Department of Pediatrics, Indiana University School of Medicine, Riley Hospital for Children, Indianapolis, Ind.
Department of Biostatistics, Indiana University School of Medicine & Richard M. Fairbanks School of Public Health, Indianapolis, Ind.
J Thorac Cardiovasc Surg. 2016 Nov;152(5):1423-1429.e1. doi: 10.1016/j.jtcvs.2016.07.070. Epub 2016 Aug 20.
We aimed to further validate the vasoactive-ventilation-renal score as a predictor of outcome in patients recovering from surgery for congenital heart disease. We also sought to determine the optimal time point within the early recovery period at which the vasoactive-ventilation-renal score should be measured.
We prospectively reviewed consecutive patients recovering from cardiac surgery within our intensive care unit between January 2015 and June 2015. The vasoactive-ventilation-renal score was calculated at 6, 12, 24, and 48 hours postoperatively as follows: vasoactive-ventilation-renal score = ventilation index + vasoactive-inotrope score + Δ creatinine [change in serum creatinine from baseline*10]. Primary outcome of interest was prolonged hospital length of stay, defined as length of stay in the upper 25%. Receiver operating characteristic curves were generated, and areas under the curve with 95% confidence intervals were calculated for all time points. Multivariable logistic regression modeling also was performed.

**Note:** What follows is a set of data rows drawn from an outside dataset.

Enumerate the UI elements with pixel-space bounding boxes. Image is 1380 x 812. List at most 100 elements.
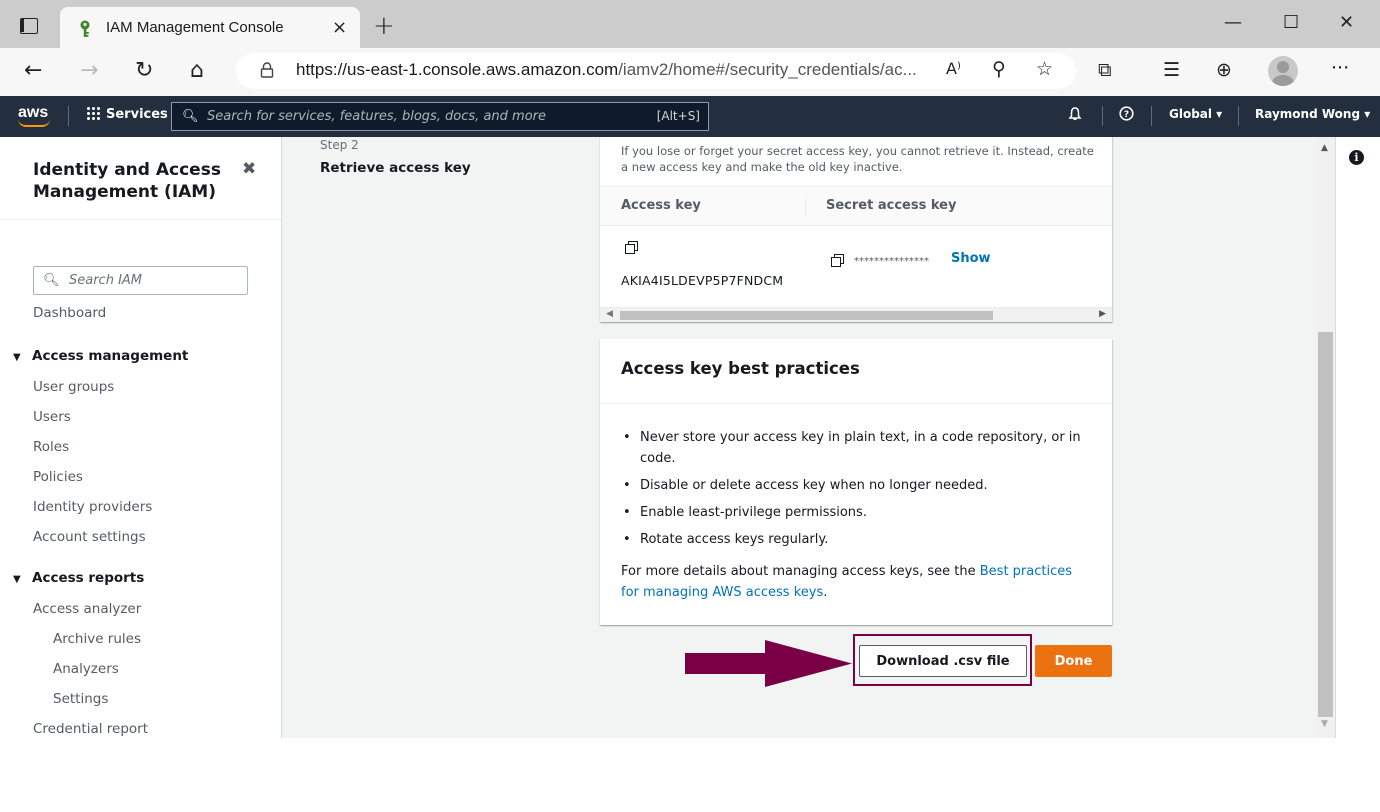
search-iam-input[interactable]: 🔍︎ Search IAM	[33, 266, 248, 295]
step-label: Step 2	[320, 138, 359, 152]
help-icon[interactable]: ?	[1119, 106, 1134, 125]
best-practices-more: For more details about managing access k…	[621, 561, 1091, 603]
sidebar-title: Identity and Access Management (IAM)	[33, 160, 221, 202]
keys-table-header: Access key Secret access key	[600, 186, 1112, 226]
best-practices-card: Access key best practices Never store yo…	[600, 339, 1112, 625]
sidebar-item-archive-rules[interactable]: Archive rules	[53, 631, 141, 647]
download-csv-button[interactable]: Download .csv file	[859, 645, 1027, 677]
card-divider	[600, 403, 1112, 404]
secret-key-masked: ***************	[854, 256, 929, 267]
profile-avatar[interactable]	[1268, 56, 1298, 86]
tab-title: IAM Management Console	[106, 19, 284, 36]
favorites-icon[interactable]: ☰	[1163, 59, 1180, 81]
url-text: https://us-east-1.console.aws.amazon.com…	[296, 60, 917, 80]
caret-down-icon: ▼	[13, 574, 21, 585]
region-selector[interactable]: Global ▾	[1169, 107, 1222, 121]
sidebar-section-access-reports[interactable]: ▼ Access reports	[13, 570, 144, 586]
aws-search-input[interactable]: 🔍︎ Search for services, features, blogs,…	[171, 102, 709, 131]
read-aloud-icon[interactable]: A⁾	[946, 59, 961, 78]
list-item: Enable least-privilege permissions.	[621, 502, 1091, 523]
column-divider	[805, 197, 806, 217]
forward-icon[interactable]: →	[80, 58, 98, 83]
section-heading: Access management	[32, 348, 189, 364]
sidebar-item-user-groups[interactable]: User groups	[33, 379, 114, 395]
sidebar-item-identity-providers[interactable]: Identity providers	[33, 499, 152, 515]
workspaces-icon[interactable]	[20, 18, 38, 34]
tab-strip: IAM Management Console × + — ☐ ✕	[0, 0, 1380, 55]
sidebar-item-analyzers[interactable]: Analyzers	[53, 661, 119, 677]
search-icon: 🔍︎	[43, 273, 60, 288]
step-title[interactable]: Retrieve access key	[320, 160, 471, 176]
sidebar-item-dashboard[interactable]: Dashboard	[33, 305, 106, 321]
home-icon[interactable]: ⌂	[190, 58, 204, 83]
scrollbar-thumb[interactable]	[1318, 332, 1333, 717]
scrollbar-thumb[interactable]	[620, 311, 993, 320]
tab-close-icon[interactable]: ×	[332, 17, 347, 38]
url-path: /iamv2/home#/security_credentials/ac...	[618, 60, 917, 79]
scroll-up-icon[interactable]: ▲	[1321, 143, 1328, 153]
services-label: Services	[106, 107, 168, 122]
annotation-arrow-icon	[685, 640, 852, 687]
sidebar-item-settings[interactable]: Settings	[53, 691, 108, 707]
sidebar-item-policies[interactable]: Policies	[33, 469, 83, 485]
scroll-down-icon[interactable]: ▼	[1321, 719, 1328, 729]
main-content: Step 2 Retrieve access key If you lose o…	[282, 137, 1316, 738]
scroll-right-icon[interactable]: ▶	[1099, 309, 1106, 319]
best-practices-list: Never store your access key in plain tex…	[621, 427, 1091, 556]
search-shortcut: [Alt+S]	[656, 109, 700, 123]
list-item: Rotate access keys regularly.	[621, 529, 1091, 550]
column-header-access-key: Access key	[621, 198, 701, 213]
back-icon[interactable]: ←	[24, 58, 42, 83]
page-vertical-scrollbar[interactable]: ▲ ▼	[1316, 137, 1335, 738]
list-item: Disable or delete access key when no lon…	[621, 475, 1091, 496]
retrieve-key-card: If you lose or forget your secret access…	[600, 137, 1112, 322]
search-icon: 🔍︎	[182, 109, 199, 124]
caret-down-icon: ▼	[13, 352, 21, 363]
more-prefix: For more details about managing access k…	[621, 564, 980, 579]
services-menu[interactable]: Services	[86, 106, 168, 122]
notifications-icon[interactable]	[1068, 107, 1082, 125]
copy-access-key-icon[interactable]	[625, 241, 638, 254]
new-tab-icon[interactable]: +	[373, 12, 395, 40]
help-panel: i	[1335, 137, 1380, 738]
collections-icon[interactable]: ⊕	[1216, 59, 1232, 81]
url-field[interactable]: https://us-east-1.console.aws.amazon.com…	[236, 53, 1076, 89]
help-glyph: ?	[1124, 110, 1129, 120]
maximize-icon[interactable]: ☐	[1283, 12, 1299, 33]
sidebar-item-users[interactable]: Users	[33, 409, 71, 425]
search-placeholder: Search for services, features, blogs, do…	[207, 109, 546, 124]
table-horizontal-scrollbar[interactable]: ◀ ▶	[600, 307, 1112, 322]
minimize-icon[interactable]: —	[1224, 12, 1242, 33]
scroll-left-icon[interactable]: ◀	[606, 309, 613, 319]
grid-icon	[86, 106, 100, 120]
best-practices-title: Access key best practices	[621, 359, 860, 378]
zoom-icon[interactable]: ⚲	[992, 58, 1006, 80]
sidebar-item-credential-report[interactable]: Credential report	[33, 721, 148, 737]
window-close-icon[interactable]: ✕	[1339, 12, 1354, 33]
list-item: Never store your access key in plain tex…	[621, 427, 1091, 469]
lock-icon[interactable]	[260, 62, 274, 78]
done-button[interactable]: Done	[1035, 645, 1112, 677]
sidebar-item-access-analyzer[interactable]: Access analyzer	[33, 601, 141, 617]
bell-icon	[1068, 107, 1082, 121]
column-header-secret-key: Secret access key	[826, 198, 957, 213]
copy-secret-key-icon[interactable]	[831, 254, 844, 267]
close-sidebar-icon[interactable]: ✖	[242, 159, 256, 179]
iam-sidebar: Identity and Access Management (IAM) ✖ 🔍…	[0, 137, 282, 738]
more-icon[interactable]: ···	[1331, 57, 1349, 79]
account-menu[interactable]: Raymond Wong ▾	[1255, 107, 1370, 121]
reload-icon[interactable]: ↻	[135, 58, 153, 83]
address-bar: ← → ↻ ⌂ https://us-east-1.console.aws.am…	[0, 48, 1380, 96]
sidebar-section-access-management[interactable]: ▼ Access management	[13, 348, 188, 364]
extensions-icon[interactable]: ⧉	[1098, 59, 1112, 81]
add-favorite-icon[interactable]: ☆	[1036, 58, 1053, 80]
show-secret-link[interactable]: Show	[951, 251, 991, 266]
aws-logo[interactable]: aws	[18, 102, 52, 130]
sidebar-item-roles[interactable]: Roles	[33, 439, 69, 455]
aws-smile-icon	[18, 119, 50, 127]
search-iam-placeholder: Search IAM	[69, 273, 143, 288]
sidebar-item-account-settings[interactable]: Account settings	[33, 529, 146, 545]
nav-divider	[1238, 106, 1239, 126]
more-suffix: .	[823, 585, 828, 600]
info-icon[interactable]: i	[1349, 150, 1364, 165]
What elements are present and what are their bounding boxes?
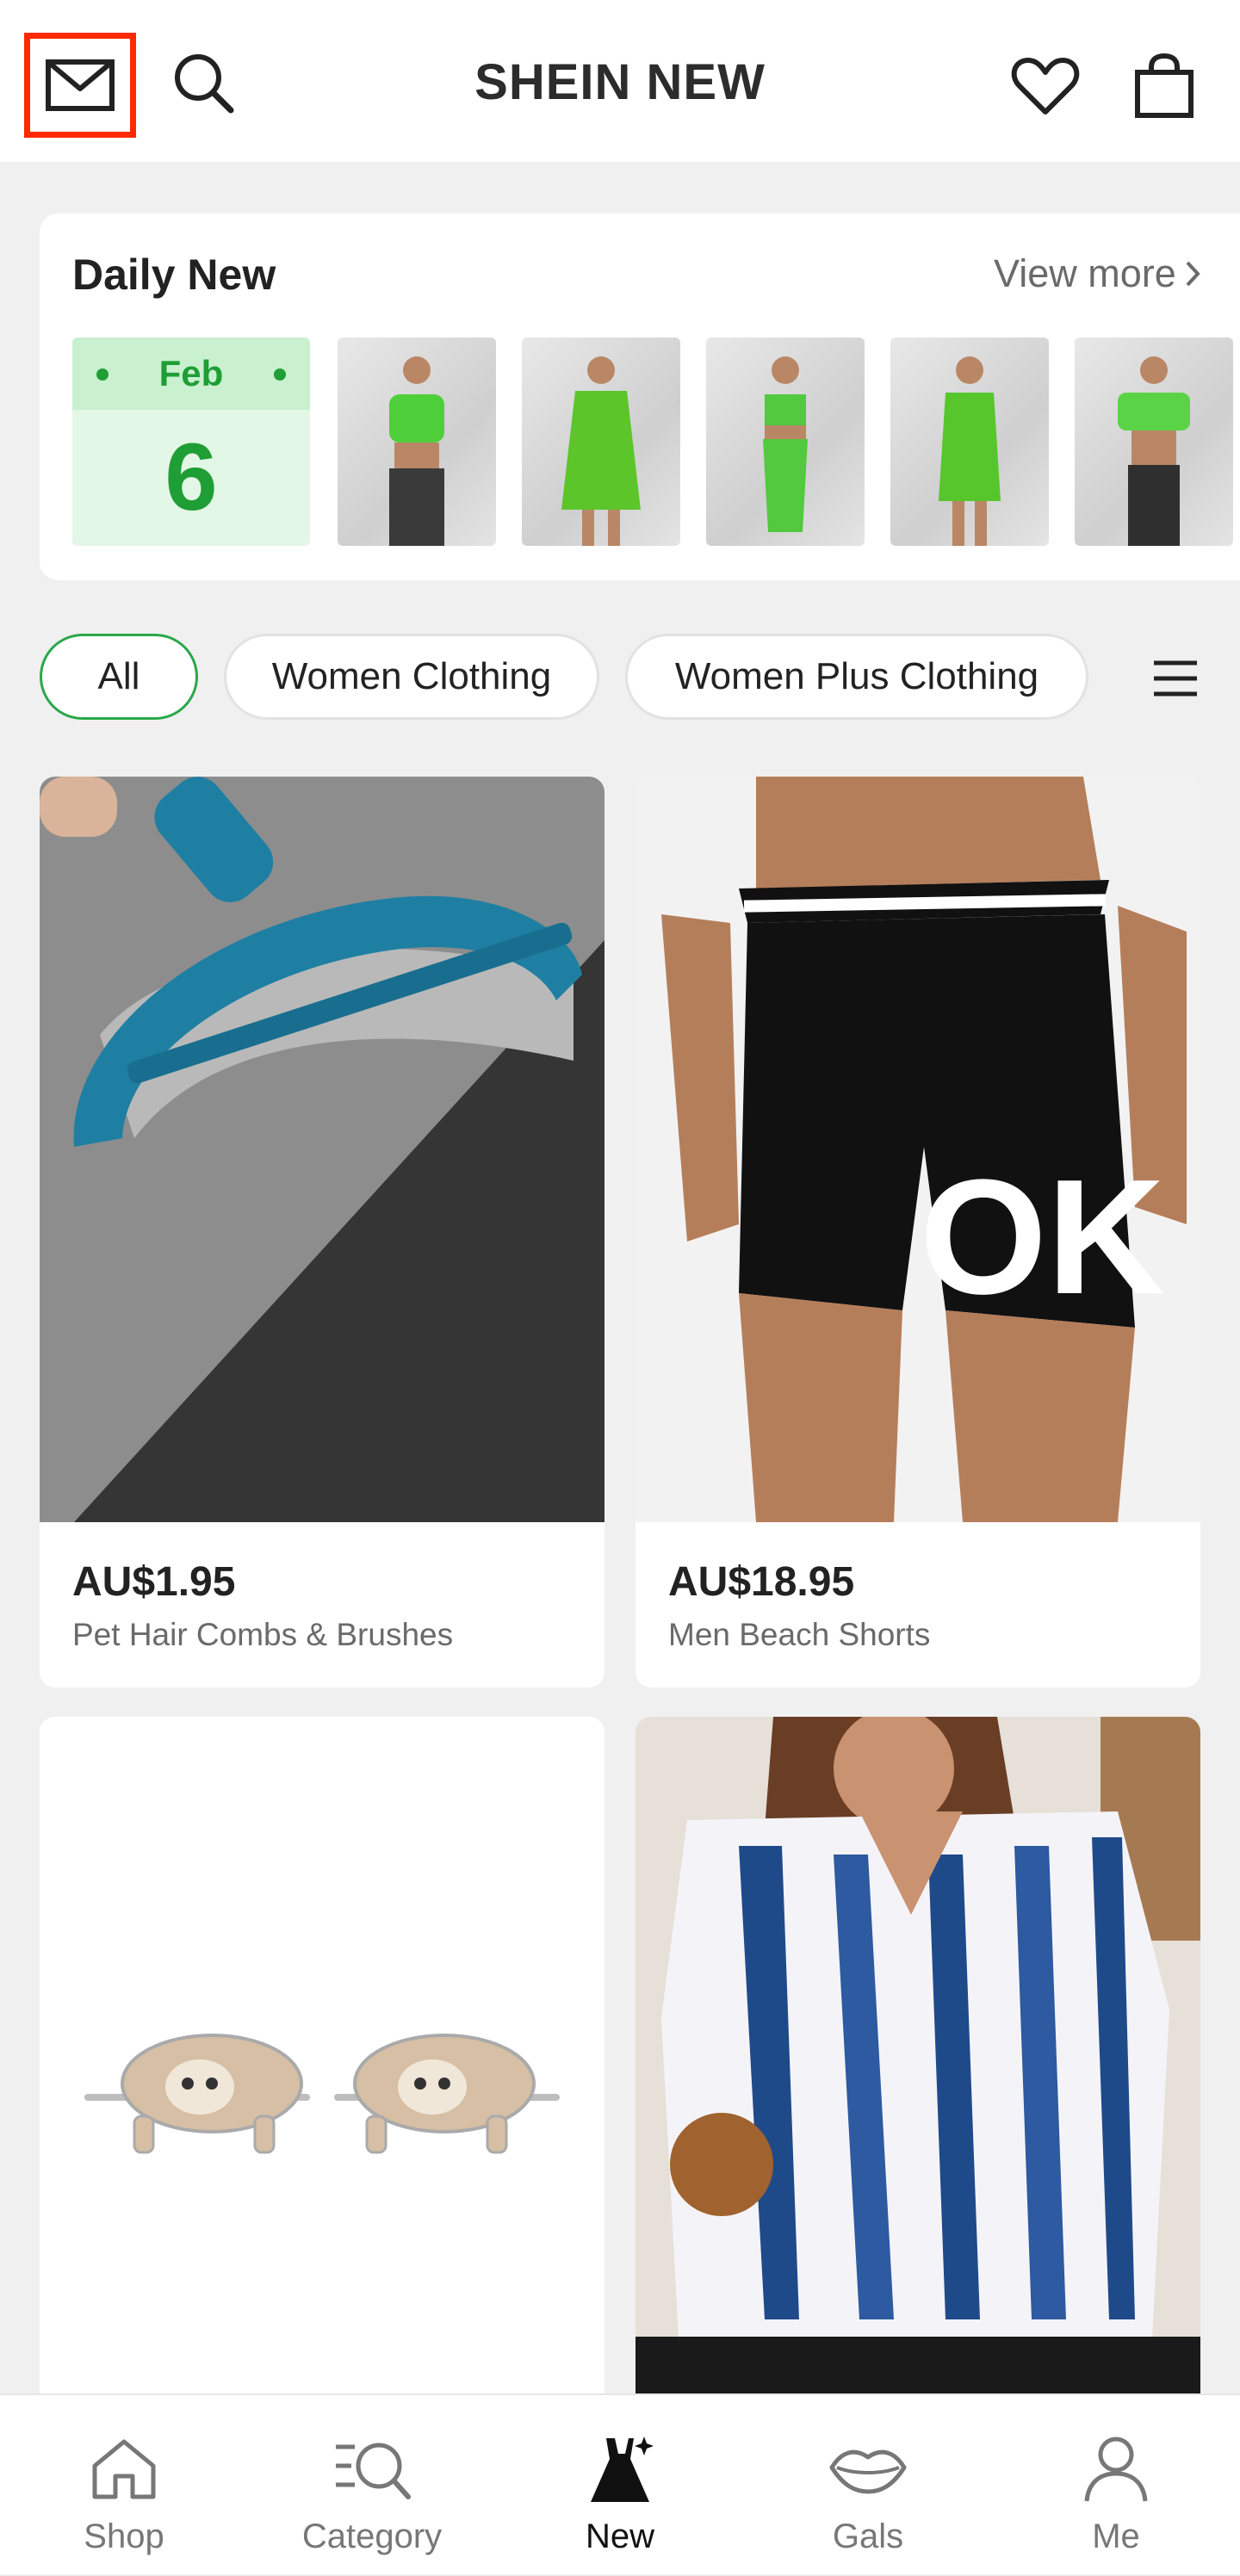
- chevron-right-icon: [1186, 261, 1200, 287]
- nav-label: Category: [301, 2517, 443, 2555]
- daily-new-thumbnail[interactable]: [522, 337, 680, 546]
- bottom-navigation: Shop Category New Gals Me: [0, 2393, 1240, 2574]
- person-icon: [1073, 2426, 1159, 2512]
- daily-new-thumbnail[interactable]: [706, 337, 865, 546]
- nav-label: Me: [1092, 2517, 1140, 2555]
- nav-shop[interactable]: Shop: [0, 2395, 248, 2576]
- product-card[interactable]: AU$1.95 Pet Hair Combs & Brushes: [40, 777, 604, 1687]
- daily-new-section: Daily New View more Feb 6: [40, 214, 1240, 580]
- product-name: Men Beach Shorts: [668, 1617, 931, 1652]
- daily-new-thumbnail[interactable]: [338, 337, 496, 546]
- dress-sparkle-icon: [577, 2426, 663, 2512]
- date-tile[interactable]: Feb 6: [72, 337, 310, 546]
- daily-new-thumbnail[interactable]: [890, 337, 1049, 546]
- product-name: Pet Hair Combs & Brushes: [72, 1617, 454, 1652]
- tab-all[interactable]: All: [40, 634, 198, 720]
- tab-women-clothing[interactable]: Women Clothing: [224, 634, 599, 720]
- tab-label: Women Plus Clothing: [674, 655, 1039, 697]
- tab-label: Women Clothing: [271, 655, 552, 697]
- product-card[interactable]: OK AU$18.95 Men Beach Shorts: [636, 777, 1200, 1687]
- product-card[interactable]: [636, 1717, 1200, 2393]
- product-image: [40, 1717, 604, 2393]
- tab-women-plus-clothing[interactable]: Women Plus Clothing: [625, 634, 1088, 720]
- hamburger-menu-icon: [1154, 660, 1197, 697]
- product-price: AU$1.95: [72, 1559, 236, 1605]
- nav-label: New: [585, 2517, 655, 2555]
- dot-decoration: [274, 368, 286, 381]
- shopping-bag-icon: [1135, 53, 1194, 118]
- top-bar: SHEIN NEW: [0, 0, 1240, 162]
- nav-label: Shop: [84, 2517, 164, 2555]
- date-month: Feb: [158, 353, 224, 393]
- dot-decoration: [96, 368, 108, 381]
- product-image: [40, 777, 604, 1522]
- nav-me[interactable]: Me: [992, 2395, 1240, 2576]
- cart-button[interactable]: [1119, 41, 1209, 131]
- nav-new[interactable]: New: [496, 2395, 744, 2576]
- date-day: 6: [164, 424, 218, 530]
- nav-label: Gals: [832, 2517, 904, 2555]
- category-search-icon: [329, 2426, 415, 2512]
- view-more-link[interactable]: View more: [994, 251, 1200, 296]
- product-image: [636, 1717, 1200, 2393]
- daily-new-thumbnail[interactable]: [1075, 337, 1233, 546]
- lips-icon: [825, 2426, 911, 2512]
- tab-label: All: [97, 655, 140, 697]
- daily-new-title: Daily New: [72, 251, 276, 299]
- product-price: AU$18.95: [668, 1559, 855, 1605]
- home-icon: [81, 2426, 167, 2512]
- shorts-print-text: OK: [920, 1146, 1165, 1328]
- product-card[interactable]: [40, 1717, 604, 2393]
- filter-menu-button[interactable]: [1145, 656, 1206, 701]
- wishlist-button[interactable]: [1001, 41, 1090, 131]
- category-filter-bar: All Women Clothing Women Plus Clothing: [0, 634, 1240, 723]
- nav-category[interactable]: Category: [248, 2395, 496, 2576]
- view-more-label: View more: [994, 251, 1176, 295]
- nav-gals[interactable]: Gals: [744, 2395, 992, 2576]
- product-image: OK: [636, 777, 1200, 1522]
- heart-icon: [1011, 58, 1080, 115]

We reviewed 164 patients with a median age of 9.25 months (interquartile range, 2.6-58 months). Median length of stay was 8 days (interquartile range, 5-17.5 days). The area under the curve value for the vasoactive-ventilation-renal score as a predictor of prolonged length of stay (>17.5 days) was greatest at 12 hours postoperatively (area under the curve = 0.93; 95% confidence interval, 0.89-0.97). On multivariable regression analysis, after adjustment for potential confounders, the 12-hour vasoactive-ventilation-renal score remained a strong predictor of prolonged hospital length of stay (odds ratio, 1.15; 95% confidence interval, 1.10-1.20).
In a heterogeneous population of patients undergoing surgery for congenital heart disease, the novel vasoactive-ventilation-renal score calculated in the early postoperative recovery period can be a strong predictor of prolonged hospital length of stay.
我们旨在进一步验证血管活性-通气-肾脏评分作为先天性心脏病术后恢复患者结局的预测因子。我们还试图确定在早期恢复期间测量血管活性-通气-肾脏评分的最佳时间点。
我们前瞻性地回顾了 2015 年 1 月至 2015 年 6 月期间在我们的重症监护病房内接受心脏手术后恢复的连续患者。在术后 6、12、24 和 48 小时计算血管活性-通气-肾脏评分,如下所示:血管活性-通气-肾脏评分=通气指数+血管活性-正性肌力评分+Δ肌酐[血清肌酐基线值的变化*10]。主要观察结果是延长住院时间,定义为住院时间位于前 25%。生成了感兴趣的主要结果的受试者工作特征曲线,并计算了所有时间点的曲线下面积和 95%置信区间。还进行了多变量逻辑回归建模。
我们回顾了 164 名中位年龄为 9.25 个月(四分位距,2.6-58 个月)的患者。中位住院时间为 8 天(四分位距,5-17.5 天)。血管活性-通气-肾脏评分作为预测延长住院时间(>17.5 天)的指标,术后 12 小时的曲线下面积值最大(曲线下面积=0.93;95%置信区间,0.89-0.97)。在多变量回归分析中,在校正潜在混杂因素后,12 小时血管活性-通气-肾脏评分仍然是延长住院时间的强烈预测因子(比值比,1.15;95%置信区间,1.10-1.20)。
在接受先天性心脏病手术的异质患者人群中,在早期术后恢复期计算的新型血管活性-通气-肾脏评分可以是延长住院时间的有力预测因子。